A atribuição do prémio “Personalidade” do ano pela APLOG a José Crespo de Carvalho foi o pretexto para a entrevista, que não se cinge à distinção. O professor catedrático e atual Presidente do Iscte Executive Education aborda os desafios atuais e futuros do setor, não sem primeiro refletir sobre o caminho feito e as “lições” aprendidas. Sobretudo é uma partilha sincera sobre valores, os seus, mas também os que devem nortear os logísticos e a logística, o que vai encontrar nesta conversa que assinala a rentrée, o tão aguardado regresso das pessoas e das empresas à normalidade dos dias depois do Verão.

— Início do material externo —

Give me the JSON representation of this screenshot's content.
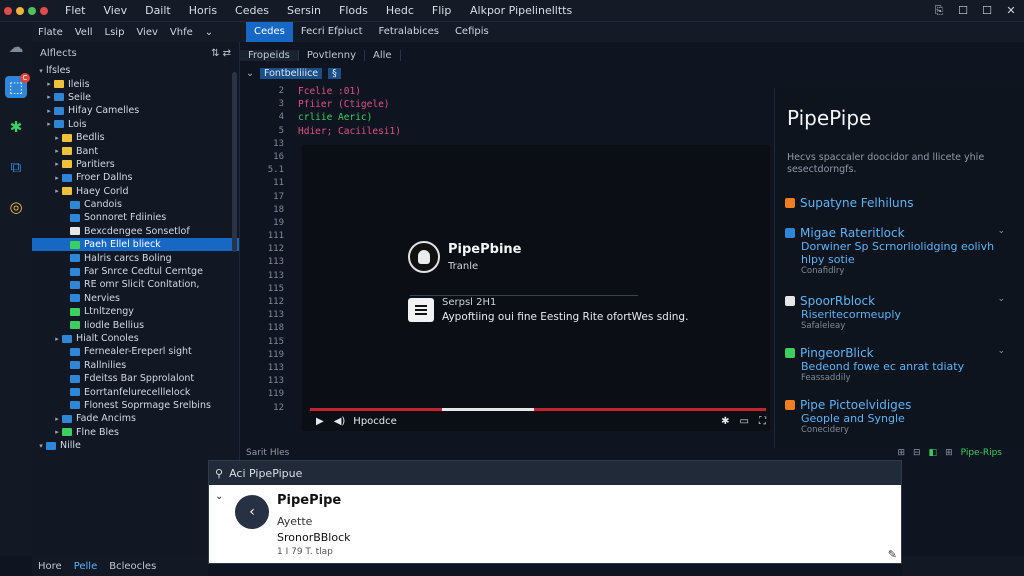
{
  "window": {
    "title": "Alkpor Pipelinelltts",
    "menus": [
      "Flet",
      "Viev",
      "Dailt",
      "Horis",
      "Cedes",
      "Sersin",
      "Flods",
      "Hedc",
      "Flip"
    ],
    "controls": [
      "⎘",
      "☐",
      "☐",
      "✕"
    ]
  },
  "activity_bar": {
    "icons": [
      "☁",
      "⬚",
      "✱",
      "⧉",
      "◎"
    ],
    "badge": "C"
  },
  "menu2": [
    "Flate",
    "Vell",
    "Lsip",
    "Viev",
    "Vhfe",
    "⌄"
  ],
  "explorer": {
    "title": "Alflects",
    "actions": "⇅ ⇄",
    "items": [
      {
        "label": "lfsles",
        "chev": "▾",
        "indent": 0,
        "color": ""
      },
      {
        "label": "Ileiis",
        "chev": "▸",
        "indent": 1,
        "color": "#f0c13a"
      },
      {
        "label": "Seile",
        "chev": "▸",
        "indent": 1,
        "color": "#2f86d6"
      },
      {
        "label": "Hifay Camelles",
        "chev": "▸",
        "indent": 1,
        "color": "#2f86d6"
      },
      {
        "label": "Lois",
        "chev": "▸",
        "indent": 1,
        "color": "#2f86d6"
      },
      {
        "label": "Bedlis",
        "chev": "▸",
        "indent": 2,
        "color": "#f0c13a"
      },
      {
        "label": "Bant",
        "chev": "▸",
        "indent": 2,
        "color": "#f0c13a"
      },
      {
        "label": "Paritiers",
        "chev": "▸",
        "indent": 2,
        "color": "#f0c13a"
      },
      {
        "label": "Froer Dallns",
        "chev": "▸",
        "indent": 2,
        "color": "#2f86d6"
      },
      {
        "label": "Haey Corld",
        "chev": "▸",
        "indent": 2,
        "color": "#f0c13a"
      },
      {
        "label": "Candois",
        "chev": "",
        "indent": 3,
        "color": "#2f86d6"
      },
      {
        "label": "Sonnoret Fdiinies",
        "chev": "",
        "indent": 3,
        "color": "#2f86d6"
      },
      {
        "label": "Bexcdengee Sonsetlof",
        "chev": "",
        "indent": 3,
        "color": "#e6e6e6"
      },
      {
        "label": "Paeh Ellel blieck",
        "chev": "",
        "indent": 3,
        "color": "#3ccf5f",
        "selected": true
      },
      {
        "label": "Halris carcs Boling",
        "chev": "",
        "indent": 3,
        "color": "#2f86d6"
      },
      {
        "label": "Far Snrce Cedtul Cerntge",
        "chev": "",
        "indent": 3,
        "color": "#2f86d6"
      },
      {
        "label": "RE omr Slicit Conltation,",
        "chev": "",
        "indent": 3,
        "color": "#2f86d6"
      },
      {
        "label": "Nervies",
        "chev": "",
        "indent": 3,
        "color": "#2f86d6"
      },
      {
        "label": "Ltnltzengy",
        "chev": "",
        "indent": 3,
        "color": "#3ccf5f"
      },
      {
        "label": "Iiodle Bellius",
        "chev": "",
        "indent": 3,
        "color": "#3ccf5f"
      },
      {
        "label": "Hialt Conoles",
        "chev": "▸",
        "indent": 2,
        "color": "#2f86d6"
      },
      {
        "label": "Fernealer-Ereperl sight",
        "chev": "",
        "indent": 3,
        "color": "#2f86d6"
      },
      {
        "label": "Rallnilies",
        "chev": "",
        "indent": 3,
        "color": "#2f86d6"
      },
      {
        "label": "Fdeitss Bar Spprolalont",
        "chev": "",
        "indent": 3,
        "color": "#2f86d6"
      },
      {
        "label": "Eorrtanfelurecelllelock",
        "chev": "",
        "indent": 3,
        "color": "#2f86d6"
      },
      {
        "label": "Flonest Soprmage Srelbins",
        "chev": "",
        "indent": 3,
        "color": "#2f86d6"
      },
      {
        "label": "Fade Ancims",
        "chev": "▸",
        "indent": 2,
        "color": "#2f86d6"
      },
      {
        "label": "Flne Bles",
        "chev": "▸",
        "indent": 2,
        "color": "#3ccf5f"
      },
      {
        "label": "Nille",
        "chev": "▾",
        "indent": 0,
        "color": "#2f86d6"
      }
    ]
  },
  "tabs": [
    "Cedes",
    "Fecri Efpiuct",
    "Fetralabices",
    "Cefipis"
  ],
  "subtabs": [
    "Fropeids",
    "Povtlenny",
    "Alle"
  ],
  "breadcrumb": {
    "chev": "⌄",
    "label": "Fontbeliiice",
    "mark": "§"
  },
  "gutter": [
    "2",
    "3",
    "4",
    "5",
    "13",
    "16",
    "5.1",
    "11",
    "17",
    "18",
    "19",
    "111",
    "112",
    "113",
    "113",
    "115",
    "112",
    "113",
    "118",
    "115",
    "119",
    "113",
    "113",
    "119",
    "12"
  ],
  "code": [
    {
      "text": "Fcelie :01)",
      "color": "#e0508a"
    },
    {
      "text": "Pfiier (Ctigele)",
      "color": "#e0508a"
    },
    {
      "text": "crliie Aeric)",
      "color": "#3ccf5f"
    },
    {
      "text": "Hdier; Caciilesi1)",
      "color": "#e0508a"
    }
  ],
  "video": {
    "title": "PipePbine",
    "subtitle": "Tranle",
    "item_title": "Serpsl 2H1",
    "item_desc": "Aypoftiing oui fine Eesting Rite ofortWes sding.",
    "time": "Hpocdce",
    "progress": 0.29
  },
  "right_panel": {
    "title": "PipePipe",
    "description": "Hecvs spaccaler doocidor and llicete yhie sesectdorngfs.",
    "items": [
      {
        "title": "Supatyne Felhiluns",
        "line": "",
        "meta": "",
        "color": "#f07d1f",
        "chev": ""
      },
      {
        "title": "Migae Rateritlock",
        "line": "Dorwiner Sp Scrnorliolidging eolivh hlpy sotie",
        "meta": "Conafidlry",
        "color": "#2f86d6",
        "chev": "⌄"
      },
      {
        "title": "SpoorRblock",
        "line": "Riseritecormeuply",
        "meta": "Safaleleay",
        "color": "#e6e6e6",
        "chev": "⌄"
      },
      {
        "title": "PingeorBlick",
        "line": "Bedeond fowe ec anrat tdiaty",
        "meta": "Feassaddily",
        "color": "#3ccf5f",
        "chev": "⌄"
      },
      {
        "title": "Pipe Pictoelvidiges",
        "line": "Geople and Syngle",
        "meta": "Conecidery",
        "color": "#f07d1f",
        "chev": ""
      }
    ]
  },
  "panel_bar": {
    "title": "Sarit Hles",
    "right": [
      "⊞",
      "⊟",
      "◧",
      "⊞",
      "Pipe-Rips"
    ]
  },
  "popup": {
    "header": "Aci PipePipue",
    "title": "PipePipe",
    "subtitle": "Ayette",
    "line": "SronorBBlock",
    "meta": "1 I 79 T. tlap",
    "back_icon": "‹",
    "edit_icon": "✎"
  },
  "status": [
    "Hore",
    "Pelle",
    "Bcleocles"
  ]
}
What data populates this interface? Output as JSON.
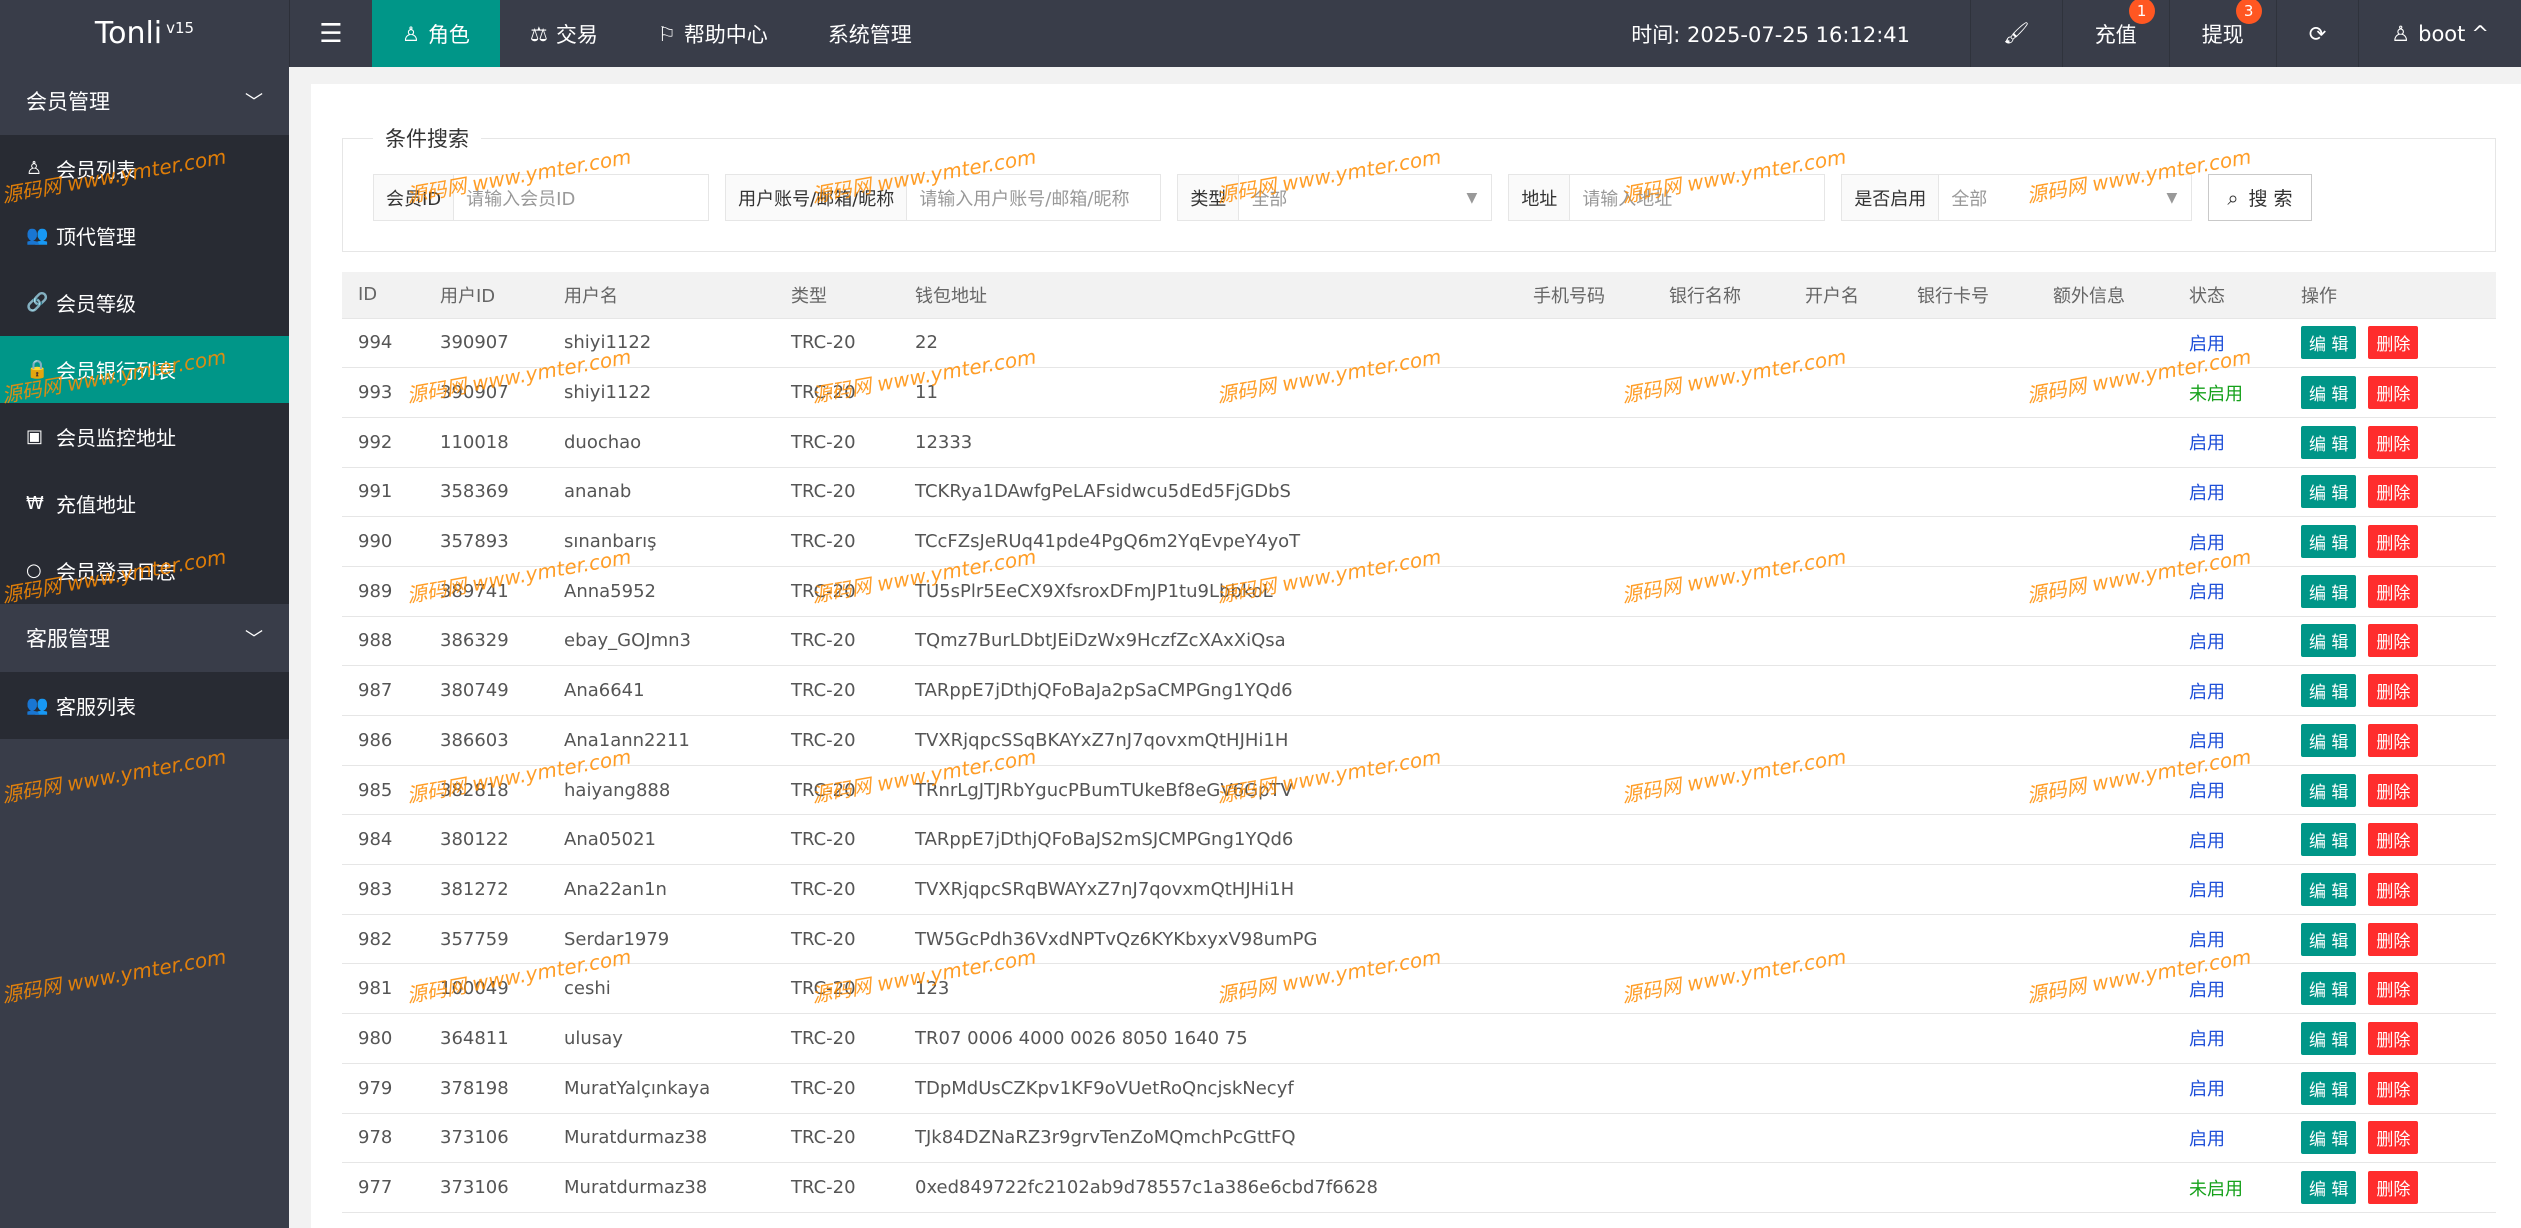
{
  "app": {
    "name": "Tonli",
    "version": "v15"
  },
  "nav": [
    {
      "label": "角色",
      "icon": "user-icon",
      "active": true
    },
    {
      "label": "交易",
      "icon": "scale-icon",
      "active": false
    },
    {
      "label": "帮助中心",
      "icon": "flag-icon",
      "active": false
    },
    {
      "label": "系统管理",
      "icon": "",
      "active": false
    }
  ],
  "header": {
    "time_label": "时间: 2025-07-25 16:12:41",
    "recharge": "充值",
    "recharge_badge": "1",
    "withdraw": "提现",
    "withdraw_badge": "3",
    "user": "boot"
  },
  "sidebar": {
    "group1": "会员管理",
    "items1": [
      {
        "label": "会员列表",
        "icon": "user-icon"
      },
      {
        "label": "顶代管理",
        "icon": "users-icon"
      },
      {
        "label": "会员等级",
        "icon": "link-icon"
      },
      {
        "label": "会员银行列表",
        "icon": "lock-icon"
      },
      {
        "label": "会员监控地址",
        "icon": "id-card-icon"
      },
      {
        "label": "充值地址",
        "icon": "won-icon"
      },
      {
        "label": "会员登录日志",
        "icon": "circle-icon"
      }
    ],
    "group2": "客服管理",
    "items2": [
      {
        "label": "客服列表",
        "icon": "users-icon"
      }
    ]
  },
  "search": {
    "legend": "条件搜索",
    "member_id_label": "会员ID",
    "member_id_placeholder": "请输入会员ID",
    "account_label": "用户账号/邮箱/昵称",
    "account_placeholder": "请输入用户账号/邮箱/昵称",
    "type_label": "类型",
    "type_value": "全部",
    "address_label": "地址",
    "address_placeholder": "请输入地址",
    "enabled_label": "是否启用",
    "enabled_value": "全部",
    "search_btn": "搜 索"
  },
  "table": {
    "headers": [
      "ID",
      "用户ID",
      "用户名",
      "类型",
      "钱包地址",
      "手机号码",
      "银行名称",
      "开户名",
      "银行卡号",
      "额外信息",
      "状态",
      "操作"
    ],
    "edit_label": "编 辑",
    "delete_label": "删除",
    "rows": [
      {
        "id": "994",
        "uid": "390907",
        "name": "shiyi1122",
        "type": "TRC-20",
        "addr": "22",
        "status": "启用"
      },
      {
        "id": "993",
        "uid": "390907",
        "name": "shiyi1122",
        "type": "TRC-20",
        "addr": "11",
        "status": "未启用"
      },
      {
        "id": "992",
        "uid": "110018",
        "name": "duochao",
        "type": "TRC-20",
        "addr": "12333",
        "status": "启用"
      },
      {
        "id": "991",
        "uid": "358369",
        "name": "ananab",
        "type": "TRC-20",
        "addr": "TCKRya1DAwfgPeLAFsidwcu5dEd5FjGDbS",
        "status": "启用"
      },
      {
        "id": "990",
        "uid": "357893",
        "name": "sınanbarış",
        "type": "TRC-20",
        "addr": "TCcFZsJeRUq41pde4PgQ6m2YqEvpeY4yoT",
        "status": "启用"
      },
      {
        "id": "989",
        "uid": "389741",
        "name": "Anna5952",
        "type": "TRC-20",
        "addr": "TU5sPlr5EeCX9XfsroxDFmJP1tu9LbbkoL",
        "status": "启用"
      },
      {
        "id": "988",
        "uid": "386329",
        "name": "ebay_GOJmn3",
        "type": "TRC-20",
        "addr": "TQmz7BurLDbtJEiDzWx9HczfZcXAxXiQsa",
        "status": "启用"
      },
      {
        "id": "987",
        "uid": "380749",
        "name": "Ana6641",
        "type": "TRC-20",
        "addr": "TARppE7jDthjQFoBaJa2pSaCMPGng1YQd6",
        "status": "启用"
      },
      {
        "id": "986",
        "uid": "386603",
        "name": "Ana1ann2211",
        "type": "TRC-20",
        "addr": "TVXRjqpcSSqBKAYxZ7nJ7qovxmQtHJHi1H",
        "status": "启用"
      },
      {
        "id": "985",
        "uid": "382818",
        "name": "haiyang888",
        "type": "TRC-20",
        "addr": "TRnrLgJTJRbYgucPBumTUkeBf8eGV6GpTV",
        "status": "启用"
      },
      {
        "id": "984",
        "uid": "380122",
        "name": "Ana05021",
        "type": "TRC-20",
        "addr": "TARppE7jDthjQFoBaJS2mSJCMPGng1YQd6",
        "status": "启用"
      },
      {
        "id": "983",
        "uid": "381272",
        "name": "Ana22an1n",
        "type": "TRC-20",
        "addr": "TVXRjqpcSRqBWAYxZ7nJ7qovxmQtHJHi1H",
        "status": "启用"
      },
      {
        "id": "982",
        "uid": "357759",
        "name": "Serdar1979",
        "type": "TRC-20",
        "addr": "TW5GcPdh36VxdNPTvQz6KYKbxyxV98umPG",
        "status": "启用"
      },
      {
        "id": "981",
        "uid": "100049",
        "name": "ceshi",
        "type": "TRC-20",
        "addr": "123",
        "status": "启用"
      },
      {
        "id": "980",
        "uid": "364811",
        "name": "ulusay",
        "type": "TRC-20",
        "addr": "TR07 0006 4000 0026 8050 1640 75",
        "status": "启用"
      },
      {
        "id": "979",
        "uid": "378198",
        "name": "MuratYalçınkaya",
        "type": "TRC-20",
        "addr": "TDpMdUsCZKpv1KF9oVUetRoQncjskNecyf",
        "status": "启用"
      },
      {
        "id": "978",
        "uid": "373106",
        "name": "Muratdurmaz38",
        "type": "TRC-20",
        "addr": "TJk84DZNaRZ3r9grvTenZoMQmchPcGttFQ",
        "status": "启用"
      },
      {
        "id": "977",
        "uid": "373106",
        "name": "Muratdurmaz38",
        "type": "TRC-20",
        "addr": "0xed849722fc2102ab9d78557c1a386e6cbd7f6628",
        "status": "未启用"
      }
    ]
  },
  "watermark": {
    "text": "源码网 www.ymter.com"
  },
  "colors": {
    "accent": "#009688",
    "dark": "#393d49",
    "danger": "#ff2d2d",
    "enabled": "#1e4fd8",
    "disabled": "#16a11b"
  }
}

Foi em julho que no âmbito do Prémio de Excelência Logística a APLOG entregou a José Crespo de Carvalho o prémio “Personalidade”, decidido em conjunto pelos três órgãos da associação e atribuído por unanimidade. “É alguém com uma atitude e um pensamento muito inquieto, muito inovador e muito independente, sem nunca deixar de ser um homem da logística”, sublinhou Alcibíades Paulo Guedes então, no momento de revelar o laureado. Agora, na entrevista, Crespo de Carvalho valida e destaca essa sua característica, confessando a dado momento que “Sempre fui inquieto desde os primeiros tempos. E sempre fui muito exigente para com a Logística. (…) Algumas vezes dei o murro na mesa. Ou muitas.” Contudo, são os incomodados que fazem o mundo avançar, não são os acomodados.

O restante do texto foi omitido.